All the breath left Hank’s lungs at once; Connor knew this because he felt the exhale. It sent him alive with chills. He also felt Hank’s heart rate skyrocket. He watched his eyes dilate. He waited anxiously as the distance between them grew smaller and smaller.

“Shit, Connor, you don’t want me. Don’t...don’t kid yourself. I’m...I’m not-”

“I know what I want, Hank. It’s what I spent all day figuring out. All those months.”

His tone of voice, commanding and robust, surprised even himself.

“And I don’t accept failure.”

Hank’s stance, rigid and afraid, broke a little at that last comment. He began running his thumbs across the fronts of Connor’s hands, where the skin had begun to recede into white plastic.

“You wanna work at the DPD, even while Reed’s still there?”

A smile bloomed in full across Connor’s expression, so large and expansive it stretched his cheeks.

“If I can learn to adapt to you this well, I think I can manage detective Reed, too.”
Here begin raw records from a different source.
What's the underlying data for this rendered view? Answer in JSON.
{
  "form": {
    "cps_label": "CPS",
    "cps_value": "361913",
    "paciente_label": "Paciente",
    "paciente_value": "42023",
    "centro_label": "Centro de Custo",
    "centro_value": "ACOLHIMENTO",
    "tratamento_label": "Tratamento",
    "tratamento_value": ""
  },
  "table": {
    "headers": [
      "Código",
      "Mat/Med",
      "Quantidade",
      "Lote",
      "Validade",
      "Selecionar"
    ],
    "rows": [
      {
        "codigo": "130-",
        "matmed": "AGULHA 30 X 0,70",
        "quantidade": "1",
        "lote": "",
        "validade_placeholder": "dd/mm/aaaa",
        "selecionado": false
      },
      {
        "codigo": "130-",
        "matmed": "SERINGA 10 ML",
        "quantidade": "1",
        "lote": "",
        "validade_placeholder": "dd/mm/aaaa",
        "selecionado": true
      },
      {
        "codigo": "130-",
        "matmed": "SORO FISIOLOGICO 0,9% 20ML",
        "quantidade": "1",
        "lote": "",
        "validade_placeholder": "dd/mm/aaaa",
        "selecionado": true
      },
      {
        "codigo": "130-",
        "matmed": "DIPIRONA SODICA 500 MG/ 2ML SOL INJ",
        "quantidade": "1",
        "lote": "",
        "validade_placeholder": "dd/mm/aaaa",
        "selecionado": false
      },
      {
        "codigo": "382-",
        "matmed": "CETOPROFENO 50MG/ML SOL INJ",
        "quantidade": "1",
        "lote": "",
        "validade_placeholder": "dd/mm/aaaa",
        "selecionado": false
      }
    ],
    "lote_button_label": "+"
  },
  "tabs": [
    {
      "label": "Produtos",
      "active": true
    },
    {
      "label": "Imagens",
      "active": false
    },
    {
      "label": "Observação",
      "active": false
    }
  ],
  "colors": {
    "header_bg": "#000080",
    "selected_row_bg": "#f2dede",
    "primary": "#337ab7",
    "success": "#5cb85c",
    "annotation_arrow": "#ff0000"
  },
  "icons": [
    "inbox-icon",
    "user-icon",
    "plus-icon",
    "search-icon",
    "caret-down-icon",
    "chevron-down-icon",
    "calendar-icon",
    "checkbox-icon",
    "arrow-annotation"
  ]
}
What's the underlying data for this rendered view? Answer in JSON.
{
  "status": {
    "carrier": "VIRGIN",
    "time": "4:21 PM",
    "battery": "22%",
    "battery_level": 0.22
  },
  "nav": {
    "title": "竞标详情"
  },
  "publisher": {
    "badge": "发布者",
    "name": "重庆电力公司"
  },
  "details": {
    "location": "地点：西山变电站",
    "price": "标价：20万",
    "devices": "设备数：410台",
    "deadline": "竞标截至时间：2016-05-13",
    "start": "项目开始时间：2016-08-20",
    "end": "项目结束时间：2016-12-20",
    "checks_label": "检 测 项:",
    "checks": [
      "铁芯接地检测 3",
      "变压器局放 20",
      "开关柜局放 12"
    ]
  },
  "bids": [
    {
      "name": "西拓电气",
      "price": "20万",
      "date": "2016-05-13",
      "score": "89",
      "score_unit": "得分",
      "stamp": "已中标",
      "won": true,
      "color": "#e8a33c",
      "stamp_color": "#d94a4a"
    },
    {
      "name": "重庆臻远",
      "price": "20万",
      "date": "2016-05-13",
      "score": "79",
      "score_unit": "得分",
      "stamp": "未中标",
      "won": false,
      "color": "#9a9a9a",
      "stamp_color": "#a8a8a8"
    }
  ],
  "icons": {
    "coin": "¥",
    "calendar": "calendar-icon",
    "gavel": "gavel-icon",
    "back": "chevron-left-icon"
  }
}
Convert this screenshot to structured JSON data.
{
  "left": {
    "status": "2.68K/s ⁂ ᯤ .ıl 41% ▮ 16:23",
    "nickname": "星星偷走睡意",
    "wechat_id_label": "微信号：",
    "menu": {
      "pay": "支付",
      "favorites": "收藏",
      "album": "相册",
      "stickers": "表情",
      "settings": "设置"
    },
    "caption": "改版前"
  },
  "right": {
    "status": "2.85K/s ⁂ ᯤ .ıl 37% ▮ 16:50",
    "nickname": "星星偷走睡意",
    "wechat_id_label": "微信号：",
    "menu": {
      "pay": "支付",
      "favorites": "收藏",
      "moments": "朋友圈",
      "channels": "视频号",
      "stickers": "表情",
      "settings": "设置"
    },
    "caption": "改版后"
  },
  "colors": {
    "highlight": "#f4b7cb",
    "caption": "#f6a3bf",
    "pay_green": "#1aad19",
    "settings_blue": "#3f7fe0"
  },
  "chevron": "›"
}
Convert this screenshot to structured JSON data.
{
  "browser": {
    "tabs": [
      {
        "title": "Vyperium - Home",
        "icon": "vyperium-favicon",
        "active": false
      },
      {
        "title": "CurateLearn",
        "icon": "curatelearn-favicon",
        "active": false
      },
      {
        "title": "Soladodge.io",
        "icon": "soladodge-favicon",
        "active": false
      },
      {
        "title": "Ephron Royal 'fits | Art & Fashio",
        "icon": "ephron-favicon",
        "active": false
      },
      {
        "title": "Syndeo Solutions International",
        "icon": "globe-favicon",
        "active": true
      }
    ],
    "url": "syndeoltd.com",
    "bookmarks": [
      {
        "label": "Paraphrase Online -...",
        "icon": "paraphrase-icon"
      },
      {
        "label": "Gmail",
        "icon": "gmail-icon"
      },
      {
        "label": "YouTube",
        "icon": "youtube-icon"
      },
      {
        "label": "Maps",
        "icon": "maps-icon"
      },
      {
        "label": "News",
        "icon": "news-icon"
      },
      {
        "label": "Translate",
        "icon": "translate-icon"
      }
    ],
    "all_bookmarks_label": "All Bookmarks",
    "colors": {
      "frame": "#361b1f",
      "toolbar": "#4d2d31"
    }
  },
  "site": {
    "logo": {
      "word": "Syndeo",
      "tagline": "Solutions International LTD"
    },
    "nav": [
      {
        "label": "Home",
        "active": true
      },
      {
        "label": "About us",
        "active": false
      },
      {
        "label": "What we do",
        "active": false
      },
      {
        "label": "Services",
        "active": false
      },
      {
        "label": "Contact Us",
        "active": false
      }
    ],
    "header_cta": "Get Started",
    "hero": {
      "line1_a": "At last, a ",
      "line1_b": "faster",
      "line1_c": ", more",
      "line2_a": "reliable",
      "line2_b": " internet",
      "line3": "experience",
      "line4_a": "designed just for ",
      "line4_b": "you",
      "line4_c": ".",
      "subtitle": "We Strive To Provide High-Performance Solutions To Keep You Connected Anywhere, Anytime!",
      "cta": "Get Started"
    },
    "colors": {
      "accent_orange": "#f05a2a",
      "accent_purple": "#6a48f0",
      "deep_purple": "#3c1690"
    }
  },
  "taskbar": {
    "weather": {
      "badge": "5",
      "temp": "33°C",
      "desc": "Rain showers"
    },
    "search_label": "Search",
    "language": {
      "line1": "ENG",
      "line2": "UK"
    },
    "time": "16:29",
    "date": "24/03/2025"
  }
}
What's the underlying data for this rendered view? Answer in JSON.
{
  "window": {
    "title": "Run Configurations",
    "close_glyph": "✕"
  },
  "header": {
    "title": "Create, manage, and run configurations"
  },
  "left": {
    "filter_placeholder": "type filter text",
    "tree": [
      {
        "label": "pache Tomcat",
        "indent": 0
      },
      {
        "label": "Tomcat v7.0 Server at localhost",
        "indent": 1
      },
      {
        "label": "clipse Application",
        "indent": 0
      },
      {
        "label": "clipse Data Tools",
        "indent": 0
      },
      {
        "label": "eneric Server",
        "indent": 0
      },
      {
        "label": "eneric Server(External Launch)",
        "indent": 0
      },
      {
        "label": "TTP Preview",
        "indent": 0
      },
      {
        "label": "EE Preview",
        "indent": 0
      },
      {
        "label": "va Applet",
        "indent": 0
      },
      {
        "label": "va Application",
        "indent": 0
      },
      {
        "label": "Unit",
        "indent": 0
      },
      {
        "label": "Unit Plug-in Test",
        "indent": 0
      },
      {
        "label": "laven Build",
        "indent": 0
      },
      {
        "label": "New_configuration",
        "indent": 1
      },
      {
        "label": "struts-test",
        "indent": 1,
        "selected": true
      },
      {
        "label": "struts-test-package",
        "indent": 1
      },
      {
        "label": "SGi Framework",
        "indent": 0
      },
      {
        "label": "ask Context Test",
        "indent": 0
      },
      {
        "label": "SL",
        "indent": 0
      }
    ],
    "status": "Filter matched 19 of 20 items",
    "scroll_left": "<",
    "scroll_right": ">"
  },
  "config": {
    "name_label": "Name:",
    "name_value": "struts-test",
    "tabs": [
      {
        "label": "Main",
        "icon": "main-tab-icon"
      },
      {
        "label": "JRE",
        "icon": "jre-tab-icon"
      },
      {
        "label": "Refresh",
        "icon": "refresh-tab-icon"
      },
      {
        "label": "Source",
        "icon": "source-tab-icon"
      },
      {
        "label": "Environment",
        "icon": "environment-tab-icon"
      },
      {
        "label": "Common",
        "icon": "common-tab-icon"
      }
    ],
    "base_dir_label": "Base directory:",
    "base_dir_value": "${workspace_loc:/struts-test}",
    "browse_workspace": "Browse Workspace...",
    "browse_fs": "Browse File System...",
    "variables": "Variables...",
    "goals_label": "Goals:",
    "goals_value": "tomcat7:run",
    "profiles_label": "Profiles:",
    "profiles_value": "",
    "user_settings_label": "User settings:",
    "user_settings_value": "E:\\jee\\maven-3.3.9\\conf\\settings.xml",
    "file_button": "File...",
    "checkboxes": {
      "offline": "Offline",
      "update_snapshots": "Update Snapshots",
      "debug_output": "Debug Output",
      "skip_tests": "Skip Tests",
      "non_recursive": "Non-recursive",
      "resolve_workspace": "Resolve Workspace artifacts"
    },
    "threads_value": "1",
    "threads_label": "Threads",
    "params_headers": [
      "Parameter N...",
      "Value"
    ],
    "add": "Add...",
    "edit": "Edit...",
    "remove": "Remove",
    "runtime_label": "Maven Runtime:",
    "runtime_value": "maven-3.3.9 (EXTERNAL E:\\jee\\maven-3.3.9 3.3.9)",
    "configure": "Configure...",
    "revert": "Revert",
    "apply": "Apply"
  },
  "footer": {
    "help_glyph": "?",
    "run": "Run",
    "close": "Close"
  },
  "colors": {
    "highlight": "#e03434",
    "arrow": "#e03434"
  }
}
Hank’s hand traveled to the bottom of Connor’s back, like he didn’t know where to place it despite having run through these motions so many times before. He kept getting closer and closer, his own grin subsiding into something cautious, tempted…

So Connor cupped the back of Hank’s neck and brought them both together, channeling all the expertise he’d gained in this particular field to drive home his point. Judging by the way Hank sighed halfway through, it worked.

They both were in a dream upon parting. Connor’s lips were synthetic and tingling. Hank’s nose was red, his cheeks covered in a thick, persistent blush.

And, somehow, Hank summoned up the strength of his that Connor had grown to admire so much, and validated all of what they’d been through thus far.

“I love you too.”

Connor led them both away from the fragmented glass when Hank wrapped his arms hard around his significantly smaller frame, and Connor didn’t comment on the tears he felt running down his jaw as they poured from his partner’s eyes. He just let them flow.